Here is the full list of names:
Shayne Coplan, Polymarket
Craig Donohue, Cboe
Terry Duffy, CME Group
Tom Farley, Bullish
Adena Friedman, Nasdaq
Luke Hoersten, Bitnomial
Tarek Mansour, Kalshi
Kris Marszalek, Crypto.com
David Schwimmer, LSEG
Arjun Sethi, Kraken
Jeff Sprecher, Intercontinental Exchange
Tyler Winklevoss, Gemini
All of this is happening as the agency prepares for new leadership. President Trump’s nominee, Mike Selig, is expected to be confirmed soon. When he steps in, he will inherit an agency already deep into crypto policy work that accelerated under Pham. Just this week, the CFTC launched a pilot for using crypto collateral inside derivatives markets. A few days before that, Bitnomial began offering leverage spot crypto trading with her support.

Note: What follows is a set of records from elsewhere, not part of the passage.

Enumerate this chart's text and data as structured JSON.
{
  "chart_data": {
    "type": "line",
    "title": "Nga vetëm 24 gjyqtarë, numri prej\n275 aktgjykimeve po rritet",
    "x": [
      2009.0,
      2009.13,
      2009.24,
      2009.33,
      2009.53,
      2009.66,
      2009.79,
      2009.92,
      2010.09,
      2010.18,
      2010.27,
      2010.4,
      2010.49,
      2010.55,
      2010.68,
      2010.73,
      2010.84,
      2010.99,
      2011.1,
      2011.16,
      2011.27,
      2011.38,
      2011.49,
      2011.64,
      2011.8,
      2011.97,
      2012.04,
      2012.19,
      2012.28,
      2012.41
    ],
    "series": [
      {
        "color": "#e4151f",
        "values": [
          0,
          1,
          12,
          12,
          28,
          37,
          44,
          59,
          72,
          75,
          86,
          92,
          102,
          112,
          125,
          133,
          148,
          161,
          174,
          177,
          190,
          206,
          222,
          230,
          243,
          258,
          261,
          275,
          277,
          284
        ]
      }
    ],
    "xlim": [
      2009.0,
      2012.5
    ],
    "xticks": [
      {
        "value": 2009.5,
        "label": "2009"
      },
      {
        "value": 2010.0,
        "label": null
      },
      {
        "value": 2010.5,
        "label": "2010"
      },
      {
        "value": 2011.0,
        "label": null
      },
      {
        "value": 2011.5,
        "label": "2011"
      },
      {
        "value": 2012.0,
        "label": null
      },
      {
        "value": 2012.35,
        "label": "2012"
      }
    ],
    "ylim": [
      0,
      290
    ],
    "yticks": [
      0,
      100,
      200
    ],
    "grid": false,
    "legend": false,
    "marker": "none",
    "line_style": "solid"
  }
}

Pham has only been in the acting role for a short time, but she treated crypto as a top priority, pushing several initiatives that line up with the administration’s goal of positioning the United States as a leading hub for digital assets. Over at the SEC, Chairman Paul Atkins has been doing something similar through Project Crypto, which has been absorbing much of the agency’s energy.
What comes next will land in Selig’s lap. But with this council now in place, he will walk into a job where the industry and the regulators are already in the middle of a much bigger conversation about what the future of market structure should look like.